August 16, 2015
I did not even plan to watch this film when I saw ads that it was going to be shown. However, I was surprised when a lot of young people were actually very excited to see it. Apparently it was a very famous manga turned anime series. They wanted to see how the story would be translated into a film with live actors. The film was locally rated R-16 and this actually got me curious as to what could be so adult about it. As the film started, I would not have to wait too long to find out why.
The film is about a dystopian world when what is left of humanity has been confined inside a huge walled city. The tall concrete walls were built to protect them from huge monsters they called Titans who ate human beings for fun. That has been the status quo for 100 years until one day when one particularly gigantic Titan suddenly showed up and kicked a hole through the ancient wall. This enabled the naked bloodthirsty humanoid giants to gain entrance and ravage the town.
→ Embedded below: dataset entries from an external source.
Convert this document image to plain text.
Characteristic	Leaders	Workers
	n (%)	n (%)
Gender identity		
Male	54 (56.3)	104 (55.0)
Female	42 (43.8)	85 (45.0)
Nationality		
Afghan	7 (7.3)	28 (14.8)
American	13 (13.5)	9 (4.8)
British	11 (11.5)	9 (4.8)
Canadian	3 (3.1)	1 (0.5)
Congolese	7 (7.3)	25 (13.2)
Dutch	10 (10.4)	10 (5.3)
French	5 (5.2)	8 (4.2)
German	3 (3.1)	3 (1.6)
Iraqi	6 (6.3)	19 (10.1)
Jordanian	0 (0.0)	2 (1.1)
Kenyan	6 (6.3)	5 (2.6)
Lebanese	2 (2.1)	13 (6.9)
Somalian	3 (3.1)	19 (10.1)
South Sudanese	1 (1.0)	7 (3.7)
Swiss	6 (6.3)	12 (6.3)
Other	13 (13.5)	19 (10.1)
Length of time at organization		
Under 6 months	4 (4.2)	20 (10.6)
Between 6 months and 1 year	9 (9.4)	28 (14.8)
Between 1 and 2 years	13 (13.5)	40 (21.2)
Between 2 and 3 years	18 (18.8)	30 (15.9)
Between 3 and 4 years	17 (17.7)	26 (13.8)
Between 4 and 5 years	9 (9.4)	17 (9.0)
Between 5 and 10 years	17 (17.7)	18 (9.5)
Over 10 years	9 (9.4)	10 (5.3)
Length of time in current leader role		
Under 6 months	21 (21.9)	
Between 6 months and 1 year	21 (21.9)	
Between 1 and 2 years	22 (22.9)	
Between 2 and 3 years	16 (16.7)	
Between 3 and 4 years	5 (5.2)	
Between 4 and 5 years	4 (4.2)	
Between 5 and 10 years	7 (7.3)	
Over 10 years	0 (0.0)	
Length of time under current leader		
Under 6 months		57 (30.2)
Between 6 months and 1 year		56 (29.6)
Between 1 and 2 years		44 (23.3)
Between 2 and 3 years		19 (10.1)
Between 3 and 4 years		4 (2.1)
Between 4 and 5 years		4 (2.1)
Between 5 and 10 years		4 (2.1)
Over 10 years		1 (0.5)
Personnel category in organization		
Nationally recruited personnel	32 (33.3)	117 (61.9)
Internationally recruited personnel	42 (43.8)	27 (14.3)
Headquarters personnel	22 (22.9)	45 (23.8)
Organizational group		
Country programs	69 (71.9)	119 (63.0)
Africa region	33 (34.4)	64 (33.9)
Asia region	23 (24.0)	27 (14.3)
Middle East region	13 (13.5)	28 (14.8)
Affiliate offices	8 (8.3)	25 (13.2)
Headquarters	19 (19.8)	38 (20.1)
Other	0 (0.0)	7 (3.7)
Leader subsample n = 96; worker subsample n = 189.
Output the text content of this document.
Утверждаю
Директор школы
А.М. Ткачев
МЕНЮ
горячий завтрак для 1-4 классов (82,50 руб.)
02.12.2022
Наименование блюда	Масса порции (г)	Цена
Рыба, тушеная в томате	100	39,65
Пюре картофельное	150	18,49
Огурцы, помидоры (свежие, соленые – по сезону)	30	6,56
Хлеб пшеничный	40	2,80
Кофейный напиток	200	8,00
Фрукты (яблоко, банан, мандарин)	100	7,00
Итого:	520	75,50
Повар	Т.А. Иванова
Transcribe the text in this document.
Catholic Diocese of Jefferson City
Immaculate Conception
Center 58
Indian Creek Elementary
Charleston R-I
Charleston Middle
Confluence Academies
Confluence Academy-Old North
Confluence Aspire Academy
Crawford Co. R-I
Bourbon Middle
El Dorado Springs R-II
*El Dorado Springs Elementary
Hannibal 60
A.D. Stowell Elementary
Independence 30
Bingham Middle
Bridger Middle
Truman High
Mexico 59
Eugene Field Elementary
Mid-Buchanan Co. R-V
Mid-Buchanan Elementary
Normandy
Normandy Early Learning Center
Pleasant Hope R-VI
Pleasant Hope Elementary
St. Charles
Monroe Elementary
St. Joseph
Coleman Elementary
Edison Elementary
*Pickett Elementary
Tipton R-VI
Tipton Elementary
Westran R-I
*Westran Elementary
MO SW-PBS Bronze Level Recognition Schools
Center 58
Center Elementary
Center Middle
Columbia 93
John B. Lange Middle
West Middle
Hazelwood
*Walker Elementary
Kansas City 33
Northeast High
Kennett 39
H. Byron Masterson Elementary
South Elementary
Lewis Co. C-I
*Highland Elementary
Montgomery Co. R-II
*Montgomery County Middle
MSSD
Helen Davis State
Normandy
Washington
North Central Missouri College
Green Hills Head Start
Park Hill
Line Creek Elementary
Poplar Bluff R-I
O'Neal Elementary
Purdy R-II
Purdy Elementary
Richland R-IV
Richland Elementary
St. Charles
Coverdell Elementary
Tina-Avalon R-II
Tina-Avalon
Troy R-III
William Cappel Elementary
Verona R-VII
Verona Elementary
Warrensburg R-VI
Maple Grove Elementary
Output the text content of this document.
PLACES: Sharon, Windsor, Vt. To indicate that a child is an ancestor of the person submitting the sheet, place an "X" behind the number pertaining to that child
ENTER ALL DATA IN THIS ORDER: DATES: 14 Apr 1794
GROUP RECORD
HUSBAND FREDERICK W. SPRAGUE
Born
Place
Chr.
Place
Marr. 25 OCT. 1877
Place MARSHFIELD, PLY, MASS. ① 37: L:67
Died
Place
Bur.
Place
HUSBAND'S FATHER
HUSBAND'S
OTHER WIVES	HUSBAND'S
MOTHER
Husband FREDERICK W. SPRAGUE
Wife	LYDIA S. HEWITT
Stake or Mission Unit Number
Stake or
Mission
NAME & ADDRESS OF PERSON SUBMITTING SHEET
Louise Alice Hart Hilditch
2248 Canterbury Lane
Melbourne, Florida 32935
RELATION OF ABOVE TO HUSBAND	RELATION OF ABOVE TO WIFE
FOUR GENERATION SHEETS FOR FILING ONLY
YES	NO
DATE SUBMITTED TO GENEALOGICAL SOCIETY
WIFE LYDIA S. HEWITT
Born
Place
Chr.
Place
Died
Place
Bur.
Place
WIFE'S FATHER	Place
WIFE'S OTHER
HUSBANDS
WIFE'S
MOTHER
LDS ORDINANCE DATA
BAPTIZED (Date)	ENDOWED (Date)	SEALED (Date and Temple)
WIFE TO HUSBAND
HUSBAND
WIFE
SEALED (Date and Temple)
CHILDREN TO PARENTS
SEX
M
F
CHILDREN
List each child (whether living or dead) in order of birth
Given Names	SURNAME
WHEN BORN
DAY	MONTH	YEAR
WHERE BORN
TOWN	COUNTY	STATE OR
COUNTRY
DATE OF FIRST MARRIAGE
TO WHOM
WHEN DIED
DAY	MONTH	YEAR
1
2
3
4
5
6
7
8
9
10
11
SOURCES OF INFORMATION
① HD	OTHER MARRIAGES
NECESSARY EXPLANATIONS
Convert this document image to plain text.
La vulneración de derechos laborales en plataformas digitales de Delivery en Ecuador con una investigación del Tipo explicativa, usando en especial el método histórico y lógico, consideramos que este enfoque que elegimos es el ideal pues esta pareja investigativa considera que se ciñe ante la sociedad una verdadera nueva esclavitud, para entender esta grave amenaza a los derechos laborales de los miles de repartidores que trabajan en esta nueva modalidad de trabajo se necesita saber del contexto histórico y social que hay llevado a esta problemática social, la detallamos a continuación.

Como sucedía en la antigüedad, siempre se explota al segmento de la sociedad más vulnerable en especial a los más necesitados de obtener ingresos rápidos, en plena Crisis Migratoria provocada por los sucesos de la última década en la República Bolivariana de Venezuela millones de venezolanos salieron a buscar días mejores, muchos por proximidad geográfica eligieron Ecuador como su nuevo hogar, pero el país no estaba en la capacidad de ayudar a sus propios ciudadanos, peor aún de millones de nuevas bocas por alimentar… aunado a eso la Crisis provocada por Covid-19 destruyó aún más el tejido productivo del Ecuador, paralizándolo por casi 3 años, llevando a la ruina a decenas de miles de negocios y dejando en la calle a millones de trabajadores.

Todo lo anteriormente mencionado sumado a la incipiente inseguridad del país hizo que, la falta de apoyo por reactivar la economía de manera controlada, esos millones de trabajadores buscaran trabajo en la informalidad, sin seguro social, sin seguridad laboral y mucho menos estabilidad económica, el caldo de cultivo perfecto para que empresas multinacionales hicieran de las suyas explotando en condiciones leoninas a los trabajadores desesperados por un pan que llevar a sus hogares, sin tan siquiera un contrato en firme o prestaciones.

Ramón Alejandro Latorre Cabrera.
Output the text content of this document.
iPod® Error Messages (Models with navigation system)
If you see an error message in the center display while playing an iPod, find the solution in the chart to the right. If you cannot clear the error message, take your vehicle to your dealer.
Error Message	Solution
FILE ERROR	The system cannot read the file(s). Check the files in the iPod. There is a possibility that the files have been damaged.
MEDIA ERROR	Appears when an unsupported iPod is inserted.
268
The film follows the story of three teenage friends (the rebellious Eren, the mousy Mikasa and the smart Armin) as they first experienced first hand the horror of this new scourge, and two years later when they become soldiers to fight an impossible battle against the insatiable monsters. During one heated battle when he rescued a friend from certain death, Eren gets swallowed down by one Titan. However, it was also then that fortune began to favor the humans when a new, different and more powerful kind of Titan emerged whose enraged fighting was directed against the other Titans.
The film felt like a Japanese "Hunger Games" or "Maze Runner" with its young adult lead characters and dystopian setting. The special effects of the Titans were rather crude and unimpressive. There was perverse sense of excitement in seeing the Titans chomping down humans, but this eventually wore off after witnessing the first few bites.
The pace of the storytelling stalled somewhere in the middle such that the film became tiresome to watch. It was only until the action picked up again by the climactic battle in the end that the film became truly exciting. The way the main characters were portrayed was unlikeable, especially Eren and Mikasa. Something felt off about their characterizations. The story may be interesting, but the execution by director Shinji Higuchi was not entirely satisfactory.
My curiosity sparked, I decided to watch the original 2013 anime "Shingeki-no-Kyojin" online. The events in this first film were only in the first eight of the 25 episodes in the series. (The sequel is already set to be released by next month on Sept. 19 in Japan.) Even in the first two episodes alone, I already saw how much the filmmakers changed the way the anime told the story. I could understand why the filmmakers may changed the European setting (though the Western names for Japanese actors could be puzzling) or why they made the characters older. I also understand how it would be impossible to get all the backstory of the characters in more detail due to time constraints, but I felt they should not have totally ignored this very important aspect.
Eren in the film, as played by Haruma Miura, was immediately introduced as a cocky slacker who could not hold a job more than a few days. We do not know anything more about him at all. So the events that will happen to him in the course of the film would be totally head-scratching for the uninitiated. The painfully awkward Mikasa of the film, as played by Kiku Mizuhara, is really very different from the cool and confident Mikasa of the anime. This character was really very poorly portrayed in the film, even in the second act when she was already supposed to be an elite soldier.
Watching the excellent anime made me even more disappointed with the film version. The film was a dreary version, from the dim color palette to the cheesy special effects. The lacking character development in the film was even more blatant when placed beside the rich backstories in the anime. The voice acting in the animated version was even more compelling and moving than the rather lame live acting in the film version. That the film even took time to inject unnecessary scenes of a sexual nature (not in the anime) felt pathetic.
When I initially watched the film without having seen the anime yet, I already felt the film was not able to deliver the best from what could have been a very potent story. After watching the anime, I am even more disappointed with how the film missed to capture the interesting stories of the characters. It went for the obvious audience draw -- the visually gory thrill of seeing mighty Titans pulling apart or biting the head off puny humans -- without developing its main characters properly. When the novelty of those grim spectacles soon passed, the characters were left without enough heart for audiences to root for in the end. 5/10.